Philly CIO: Troubled water billing system can work

10.08.2006
After three years of work and US$18 million spent, Philadelphia still has not deployed a water billing system for its half-million customers and is now working with Oracle Corp. -- the major vendor behind the project -- to get it back on track.

The billing system, Project Ocean, was designed in 2003 to replace a 30-year-old custom-built operation that relies on outdated technologies and fails to collect all the revenues it should, according to city officials and records. It has taken two years longer than planned and more than twice as much money as initially projected.

The effort stumbled because of technical complexity, changes in administrators overseeing the rollout and Oracle's inexperience building such a system, according to critics and Philadelphia CIO Dianah Neff. The current talks with Oracle are taking place even as Neff prepares to leave her job Sept. 8 -- before the negotiations are expected to be done.

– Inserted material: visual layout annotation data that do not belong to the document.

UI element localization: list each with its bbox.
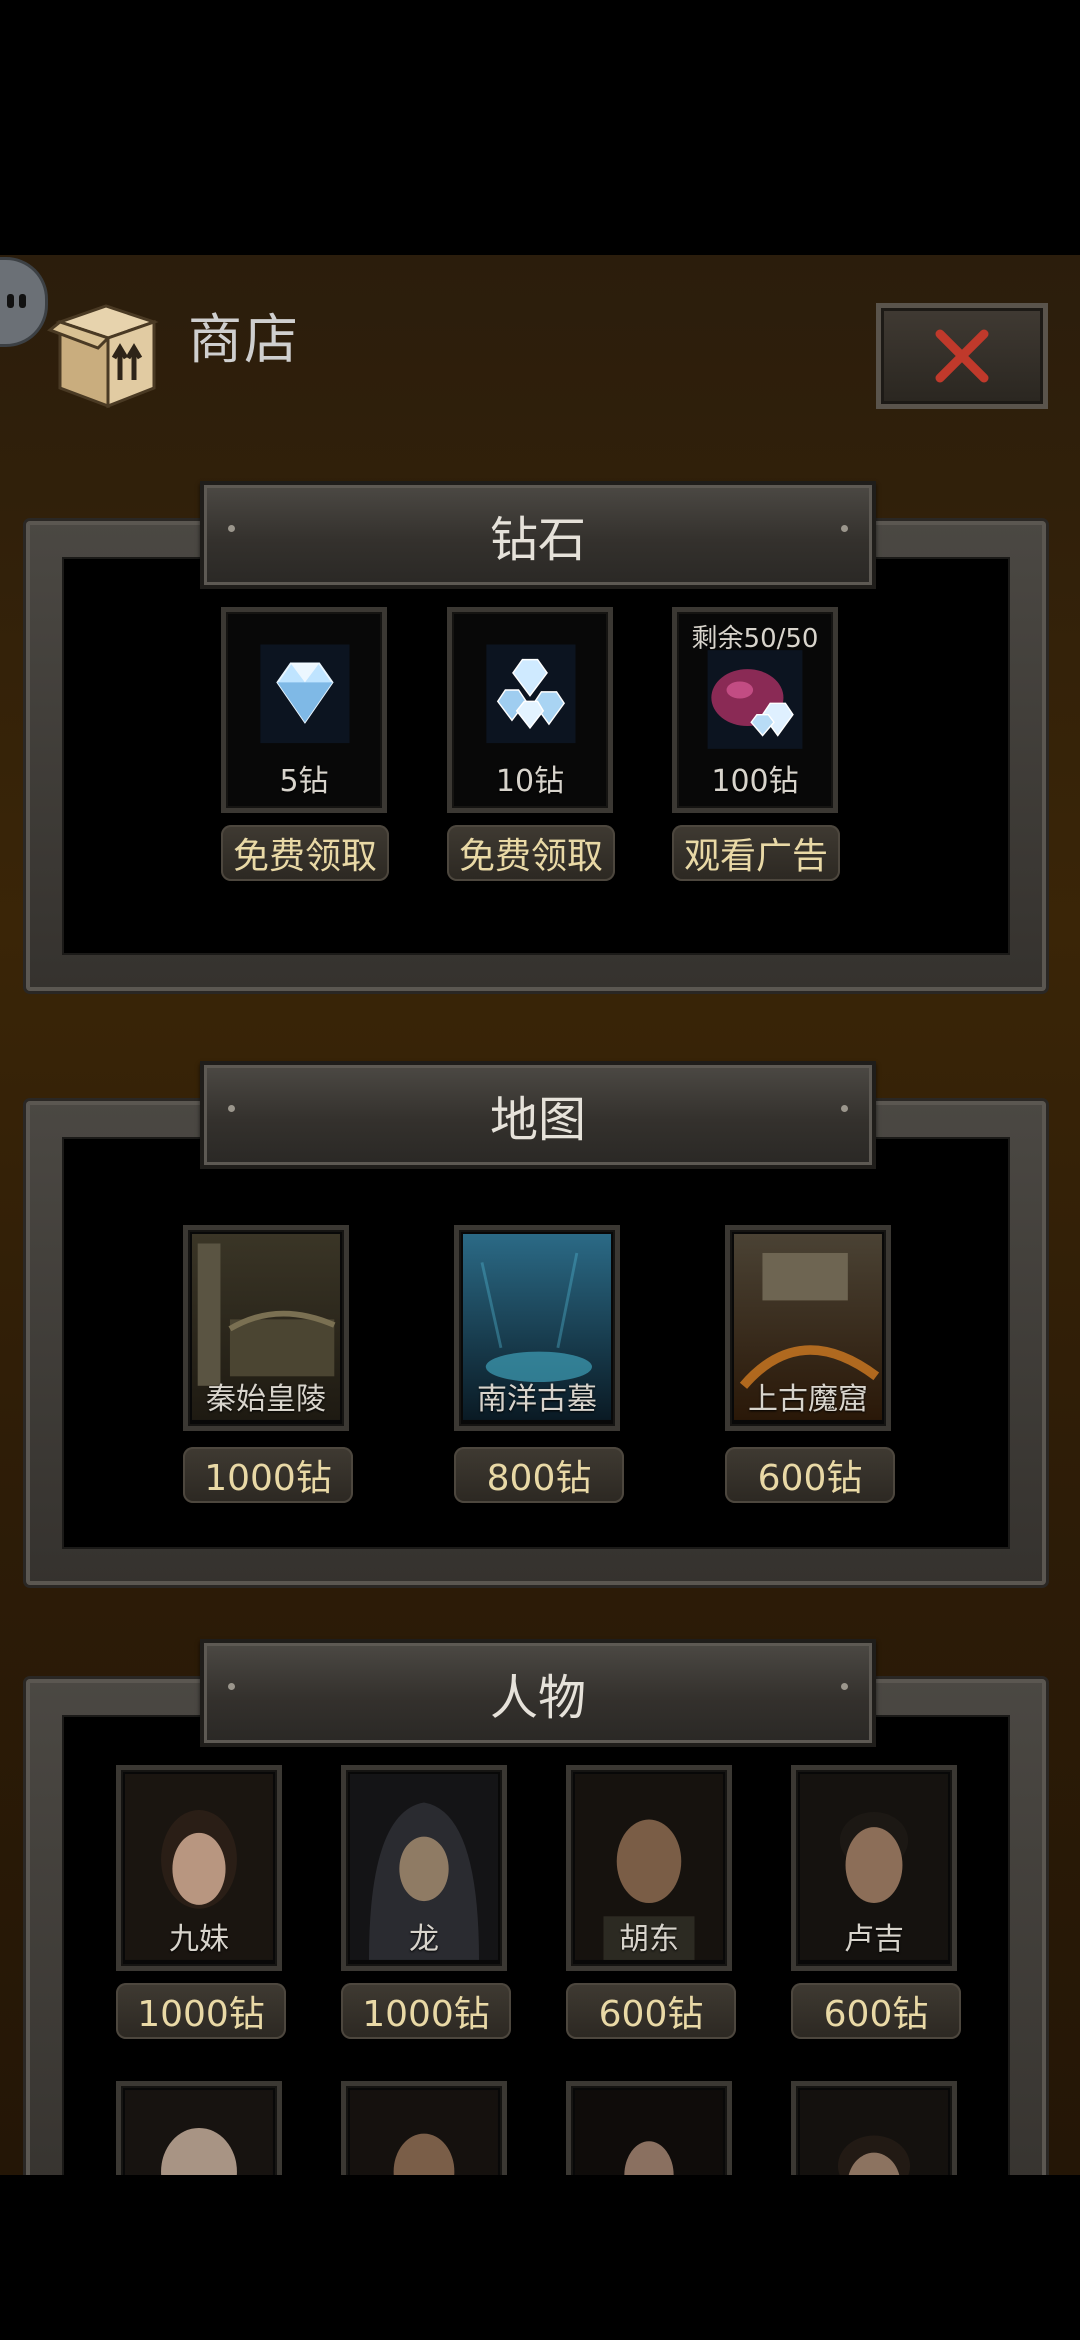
character-name: 九妹 bbox=[169, 1922, 229, 1957]
character-card-hudong[interactable]: 胡东 bbox=[566, 1765, 732, 1971]
diamond-amount: 5钻 bbox=[279, 764, 329, 799]
character-card[interactable] bbox=[566, 2081, 732, 2175]
buy-map-button[interactable]: 600钻 bbox=[725, 1447, 895, 1503]
shop-screen: 商店 钻石 5钻 免费领取 10钻 免费领取 剩余50/50 100钻 观看广告… bbox=[0, 255, 1080, 2175]
claim-free-button[interactable]: 免费领取 bbox=[221, 825, 389, 881]
character-card-long[interactable]: 龙 bbox=[341, 1765, 507, 1971]
diamond-amount: 100钻 bbox=[711, 764, 799, 799]
diamond-section-header: 钻石 bbox=[200, 481, 876, 589]
diamond-card-10[interactable]: 10钻 bbox=[447, 607, 613, 813]
character-name: 胡东 bbox=[619, 1922, 679, 1957]
box-icon bbox=[47, 304, 159, 409]
map-section-header: 地图 bbox=[200, 1061, 876, 1169]
buy-map-button[interactable]: 1000钻 bbox=[183, 1447, 353, 1503]
character-name: 卢吉 bbox=[844, 1922, 904, 1957]
diamond-card-100[interactable]: 剩余50/50 100钻 bbox=[672, 607, 838, 813]
character-portrait bbox=[800, 2090, 948, 2175]
buy-character-button[interactable]: 600钻 bbox=[791, 1983, 961, 2039]
diamond-card-5[interactable]: 5钻 bbox=[221, 607, 387, 813]
character-name: 龙 bbox=[409, 1922, 439, 1957]
eye-icon bbox=[7, 294, 14, 308]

Neff, who has pushed Philadelphia's municipal WiFi effort and is about to start a WiFi-focused consulting job in another city, said Project Ocean is on hold until the Mayor's Office of Information Services (MOIS) and other city officials can reach "settlement that will put the project back on track." She said the project could be modified or replaced by a "workable solution" can be put in place to protect the city's investment "and deliver a modern utility and collection system within 18 months."

An Oracle spokeswoman said only that the implementation is "still in progress and Oracle believes that the work performed to date conforms with the current agreement." She said the vendor will deliver on its obligations to complete the project.

City Controller Alan Butkovitz said his office is midway into a review of what happened with Oracle and Project Ocean, but it is too soon to specualte on what went wrong. Meanwhile, "anything the city administration does to make sure there's a workable product for its money is commendable and we wouldn't get in the way of that," he said.